After-hours primary care presentations in the St George Hospital and the Sutherland Hospital Emergency Departments
Central Eastern Sydney Primary Health Network
Duration: January – June 2017
Emergency department presentations in Australia are increasing annually. Potential primary care presentations are non-urgent presentations which can be dealt with by a general practitioner or other primary care provider rather than requiring the specialist services of an emergency department. Emergency departments are the most expensive of all after-hours primary care pathways and getting ‘the right care in the right place at the right time’ is a national health priority. A grant was received from the Central Eastern Sydney Primary Health Network to determine the level of primary care presentations in the after-hours period in the St George Hospital and the Sutherland Hospital Emergency Departments.
What we did
The study was a quantitative cross-sectional study, involving a retrospective audit of medical records. The existing code frame to determine a primary care appropriate presentation developed by Bezzina et al. (2005) and Siminski et al. (2008) was expanded on and tested on nearly 20,000 emergency department presentations. The final code frame was then applied to five years of emergency department data (over 601,000 presentations) at the St George Hospital and The Sutherland Hospital. Using this definition we found that 28% of all presentations in these hospitals were found to be potential primary care appropriate presentations, and that 19% of all presentations occurred in the after-hours period.

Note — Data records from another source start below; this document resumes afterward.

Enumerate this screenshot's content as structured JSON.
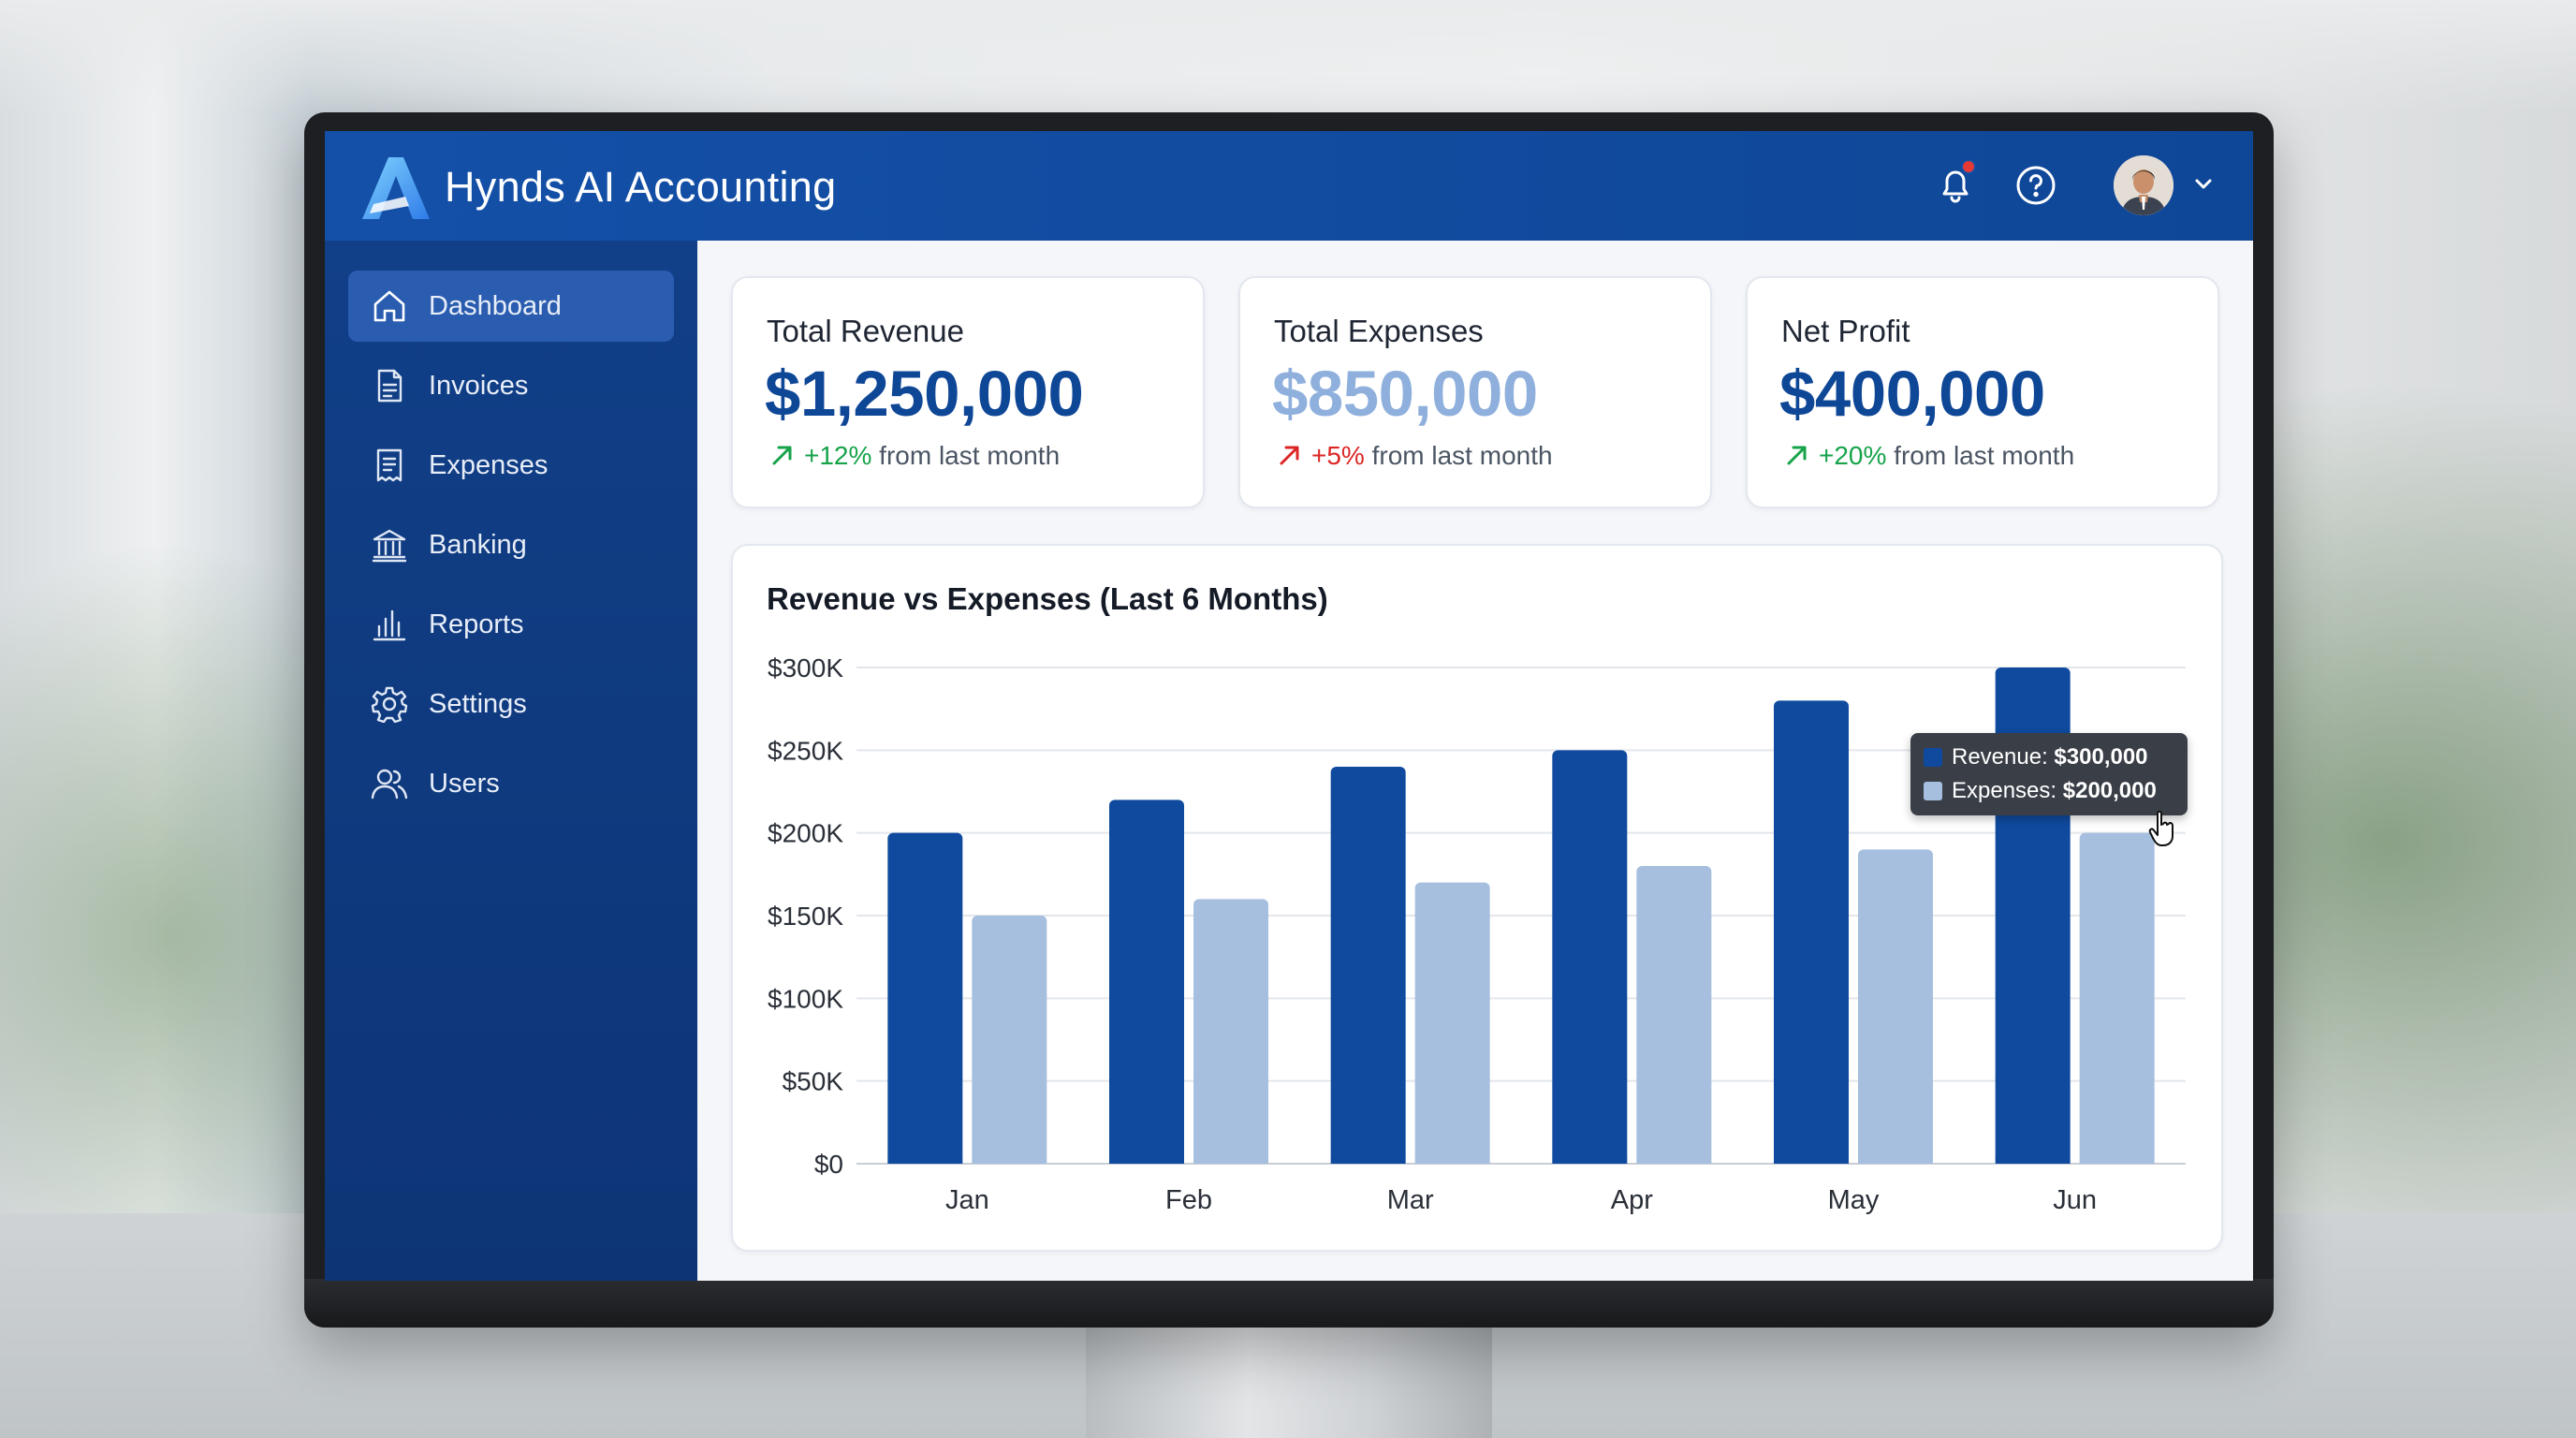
{
  "app": {
    "title": "Hynds AI Accounting",
    "brand_color": "#0f4797"
  },
  "header": {
    "icons": [
      "bell-icon",
      "help-icon",
      "avatar",
      "chevron-down-icon"
    ],
    "has_notification": true
  },
  "sidebar": {
    "items": [
      {
        "label": "Dashboard",
        "icon": "home-icon",
        "active": true
      },
      {
        "label": "Invoices",
        "icon": "document-icon",
        "active": false
      },
      {
        "label": "Expenses",
        "icon": "receipt-icon",
        "active": false
      },
      {
        "label": "Banking",
        "icon": "bank-icon",
        "active": false
      },
      {
        "label": "Reports",
        "icon": "bar-chart-icon",
        "active": false
      },
      {
        "label": "Settings",
        "icon": "gear-icon",
        "active": false
      },
      {
        "label": "Users",
        "icon": "users-icon",
        "active": false
      }
    ]
  },
  "kpis": [
    {
      "label": "Total Revenue",
      "value": "$1,250,000",
      "change": "+12%",
      "change_suffix": " from last month",
      "change_color": "#16a34a"
    },
    {
      "label": "Total Expenses",
      "value": "$850,000",
      "change": "+5%",
      "change_suffix": " from last month",
      "change_color": "#dc2626"
    },
    {
      "label": "Net Profit",
      "value": "$400,000",
      "change": "+20%",
      "change_suffix": " from last month",
      "change_color": "#16a34a"
    }
  ],
  "chart_data": {
    "type": "bar",
    "title": "Revenue vs Expenses (Last 6 Months)",
    "categories": [
      "Jan",
      "Feb",
      "Mar",
      "Apr",
      "May",
      "Jun"
    ],
    "series": [
      {
        "name": "Revenue",
        "values": [
          200000,
          220000,
          240000,
          250000,
          280000,
          300000
        ],
        "color": "#0f4a9e"
      },
      {
        "name": "Expenses",
        "values": [
          150000,
          160000,
          170000,
          180000,
          190000,
          200000
        ],
        "color": "#a6bfdf"
      }
    ],
    "y_ticks": [
      "$0",
      "$50K",
      "$100K",
      "$150K",
      "$200K",
      "$250K",
      "$300K"
    ],
    "ylim": [
      0,
      300000
    ],
    "grid": true,
    "tooltip": {
      "category": "Jun",
      "rows": [
        {
          "label": "Revenue:",
          "value": "$300,000"
        },
        {
          "label": "Expenses:",
          "value": "$200,000"
        }
      ]
    }
  }
}
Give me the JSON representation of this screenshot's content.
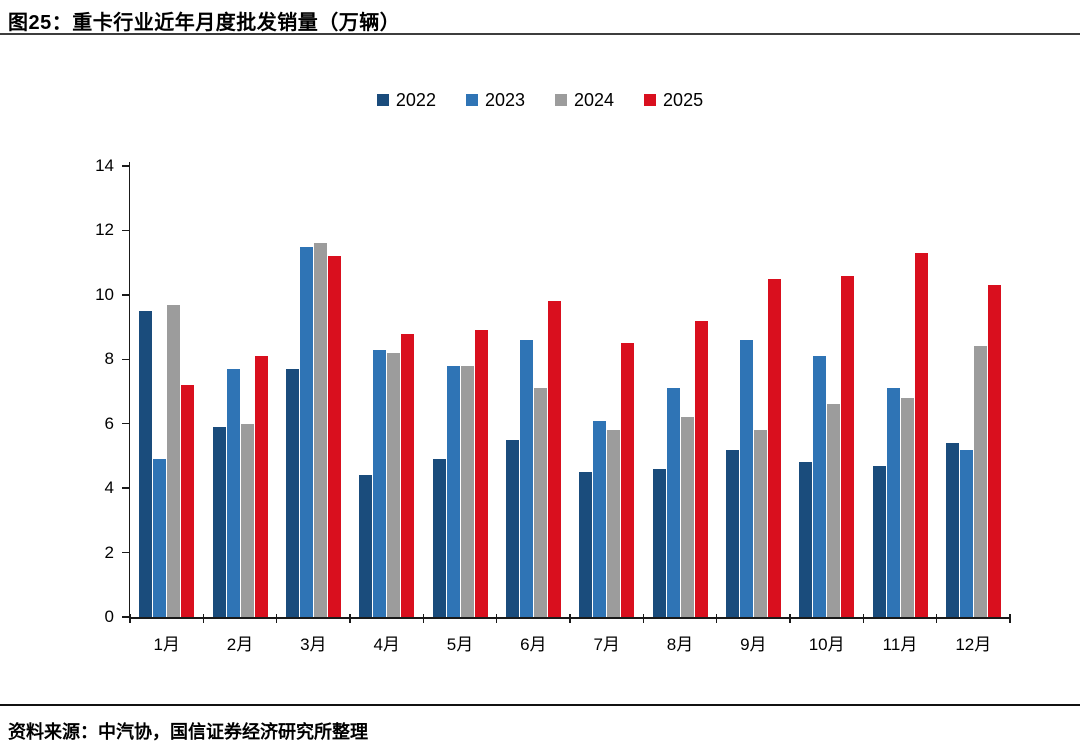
{
  "header": {
    "title": "图25：重卡行业近年月度批发销量（万辆）"
  },
  "footer": {
    "source": "资料来源：中汽协，国信证券经济研究所整理"
  },
  "colors": {
    "axis": "#1a1a1a",
    "title_rule": "#3d3d3d",
    "footer_rule": "#111111"
  },
  "chart_data": {
    "type": "bar",
    "title": "重卡行业近年月度批发销量（万辆）",
    "categories": [
      "1月",
      "2月",
      "3月",
      "4月",
      "5月",
      "6月",
      "7月",
      "8月",
      "9月",
      "10月",
      "11月",
      "12月"
    ],
    "series": [
      {
        "name": "2022",
        "color": "#1A4C7C",
        "values": [
          9.5,
          5.9,
          7.7,
          4.4,
          4.9,
          5.5,
          4.5,
          4.6,
          5.2,
          4.8,
          4.7,
          5.4
        ]
      },
      {
        "name": "2023",
        "color": "#2F74B5",
        "values": [
          4.9,
          7.7,
          11.5,
          8.3,
          7.8,
          8.6,
          6.1,
          7.1,
          8.6,
          8.1,
          7.1,
          5.2
        ]
      },
      {
        "name": "2024",
        "color": "#9C9C9C",
        "values": [
          9.7,
          6.0,
          11.6,
          8.2,
          7.8,
          7.1,
          5.8,
          6.2,
          5.8,
          6.6,
          6.8,
          8.4
        ]
      },
      {
        "name": "2025",
        "color": "#D90F1E",
        "values": [
          7.2,
          8.1,
          11.2,
          8.8,
          8.9,
          9.8,
          8.5,
          9.2,
          10.5,
          10.6,
          11.3,
          10.3
        ]
      }
    ],
    "xlabel": "",
    "ylabel": "",
    "ylim": [
      0,
      14
    ],
    "ytick_step": 2,
    "grid": false,
    "legend_position": "top-center"
  }
}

We then compiled a population profile of these patients and determined that the demographic profiles of potential primary care patients in the after-hours periods were different to the population demographics for the Local Government Areas within the hospital catchment areas. Our list of recommendations, along with this demographic information, will enable the Central Eastern Sydney Primary Health Network to develop and implement specifically targeted interventions to these population groups.